Innovative platform for chemoresistance: advancing functional precision medicine in breast cancer

Abstract

To validate a novel in vitro chemoresistance platform by assessing the chemoresistance profiles of naïvetreatment breast cancer and residual tumors after neoadjuvant chemotherapy. Methods: Patients with primary invasive
breast cancer (naïve-treatment) and residual disease after neoadjuvant chemotherapy were included. Tumor samples were
obtained and cultured on the chemoresistance platform with several cytotoxic drugs used for breast cancer treatment.

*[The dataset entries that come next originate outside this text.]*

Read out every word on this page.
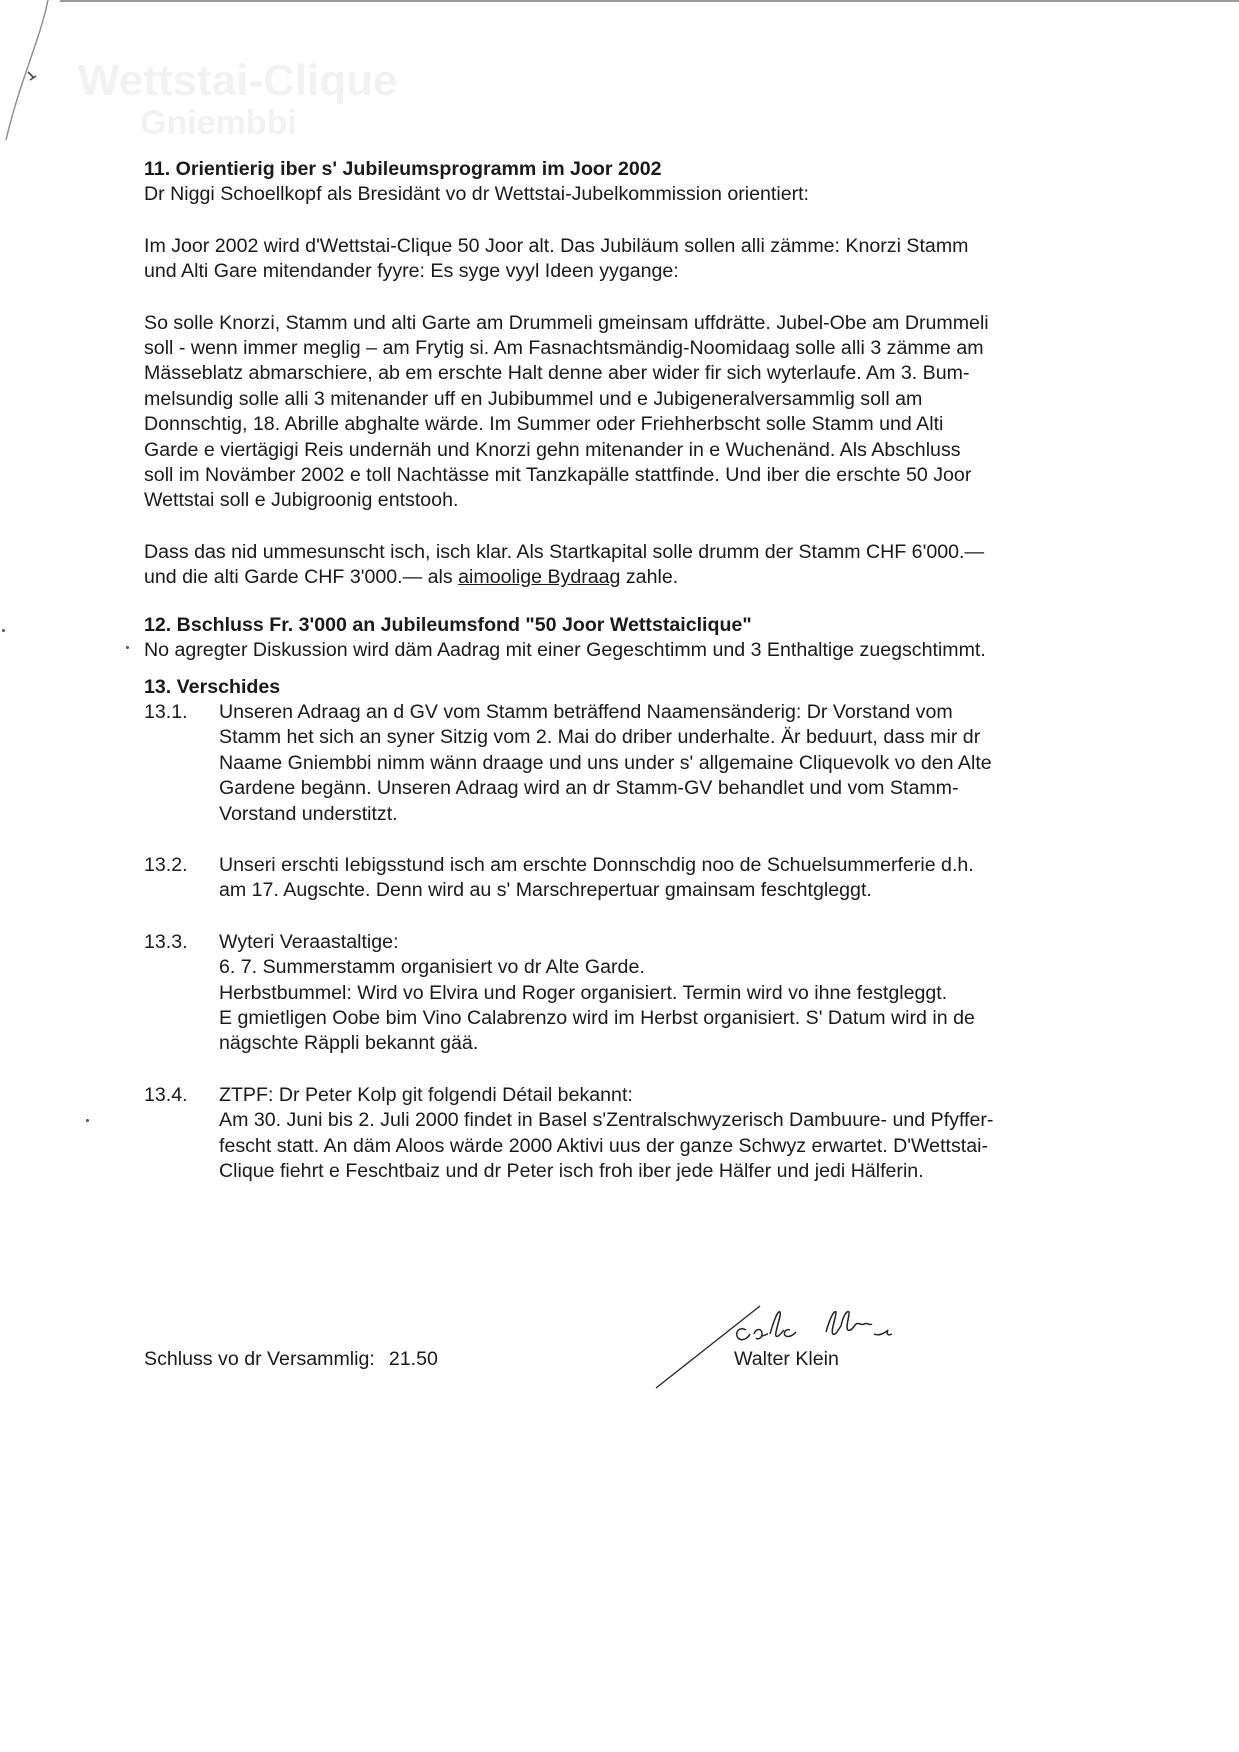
Wettstai-Clique
Gniembbi

11. Orientierig iber s' Jubileumsprogramm im Joor 2002

Dr Niggi Schoellkopf als Bresidänt vo dr Wettstai-Jubelkommission orientiert:

Im Joor 2002 wird d'Wettstai-Clique 50 Joor alt. Das Jubiläum sollen alli zämme: Knorzi Stamm

und Alti Gare mitendander fyyre: Es syge vyyl Ideen yygange:

So solle Knorzi, Stamm und alti Garte am Drummeli gmeinsam uffdrätte. Jubel-Obe am Drummeli

soll - wenn immer meglig – am Frytig si. Am Fasnachtsmändig-Noomidaag solle alli 3 zämme am

Mässeblatz abmarschiere, ab em erschte Halt denne aber wider fir sich wyterlaufe. Am 3. Bum-

melsundig solle alli 3 mitenander uff en Jubibummel und e Jubigeneralversammlig soll am

Donnschtig, 18. Abrille abghalte wärde. Im Summer oder Friehherbscht solle Stamm und Alti

Garde e viertägigi Reis undernäh und Knorzi gehn mitenander in e Wuchenänd. Als Abschluss

soll im Novämber 2002 e toll Nachtässe mit Tanzkapälle stattfinde. Und iber die erschte 50 Joor

Wettstai soll e Jubigroonig entstooh.

Dass das nid ummesunscht isch, isch klar. Als Startkapital solle drumm der Stamm CHF 6'000.—

und die alti Garde CHF 3'000.— als aimoolige Bydraag zahle.

12. Bschluss Fr. 3'000 an Jubileumsfond "50 Joor Wettstaiclique"

No agregter Diskussion wird däm Aadrag mit einer Gegeschtimm und 3 Enthaltige zuegschtimmt.

13. Verschides

13.1.	Unseren Adraag an d GV vom Stamm beträffend Naamensänderig: Dr Vorstand vom
Stamm het sich an syner Sitzig vom 2. Mai do driber underhalte. Är beduurt, dass mir dr
Naame Gniembbi nimm wänn draage und uns under s' allgemaine Cliquevolk vo den Alte
Gardene begänn. Unseren Adraag wird an dr Stamm-GV behandlet und vom Stamm-
Vorstand understitzt.
13.2.	Unseri erschti Iebigsstund isch am erschte Donnschdig noo de Schuelsummerferie d.h.
am 17. Augschte. Denn wird au s' Marschrepertuar gmainsam feschtgleggt.
13.3.	Wyteri Veraastaltige:
6. 7. Summerstamm organisiert vo dr Alte Garde.
Herbstbummel: Wird vo Elvira und Roger organisiert. Termin wird vo ihne festgleggt.
E gmietligen Oobe bim Vino Calabrenzo wird im Herbst organisiert. S' Datum wird in de
nägschte Räppli bekannt gää.
13.4.	ZTPF: Dr Peter Kolp git folgendi Détail bekannt:
Am 30. Juni bis 2. Juli 2000 findet in Basel s'Zentralschwyzerisch Dambuure- und Pfyffer-
fescht statt. An däm Aloos wärde 2000 Aktivi uus der ganze Schwyz erwartet. D'Wettstai-
Clique fiehrt e Feschtbaiz und dr Peter isch froh iber jede Hälfer und jedi Hälferin.
Schluss vo dr Versammlig: 21.50	Walter Klein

After 72 hours, cell viability was evaluated, with resistance categorized as low, intermediate, and high. Results: Samples
from 70 patients with primary breast cancer and 27 with residual disease after neoadjuvant chemotherapy were tested
using the chemoresistance platform. Patients undergoing upfront surgery exhibited significantly favorable clinicopathological characteristics and prognosis, such as older age, smaller tumors, negative axillary lymph node, and luminal subtype, compared to those with residual disease who presented younger age, larger tumors, positive axillary lymph node,
and more triple-negative breast cancer. The chemoresistance platform revealed distinct resistance patterns, with tumors
showing higher resistance to taxanes than to anthracyclines and cyclophosphamide (p<0.05). Residual disease after neoadjuvant chemotherapy exhibited significantly higher resistance to docetaxel, paclitaxel, doxorubicin, and cyclophosphamide than primary tumors, possibly indicating the acquisition of resistance during treatment. High resistance in residual disease after neoadjuvant chemotherapy correlated with a worse prognosis, with 8% experiencing local recurrence,
24% developing metastasis (p=0.0001), and 12% dying from disease progression (p=0.0500). Overall survival was 98.5%
in the primary tumor group and 88% in the residual disease after neoadjuvant chemotherapy group. Conclusion: The
chemoresistance platform effectively identified drug resistance patterns based on tumor characteristics, demonstrating
the potential of functional precision medicine to personalize and improve breast cancer treatment by avoiding inefficient
drugs, particularly in the context of treatment de-escalation.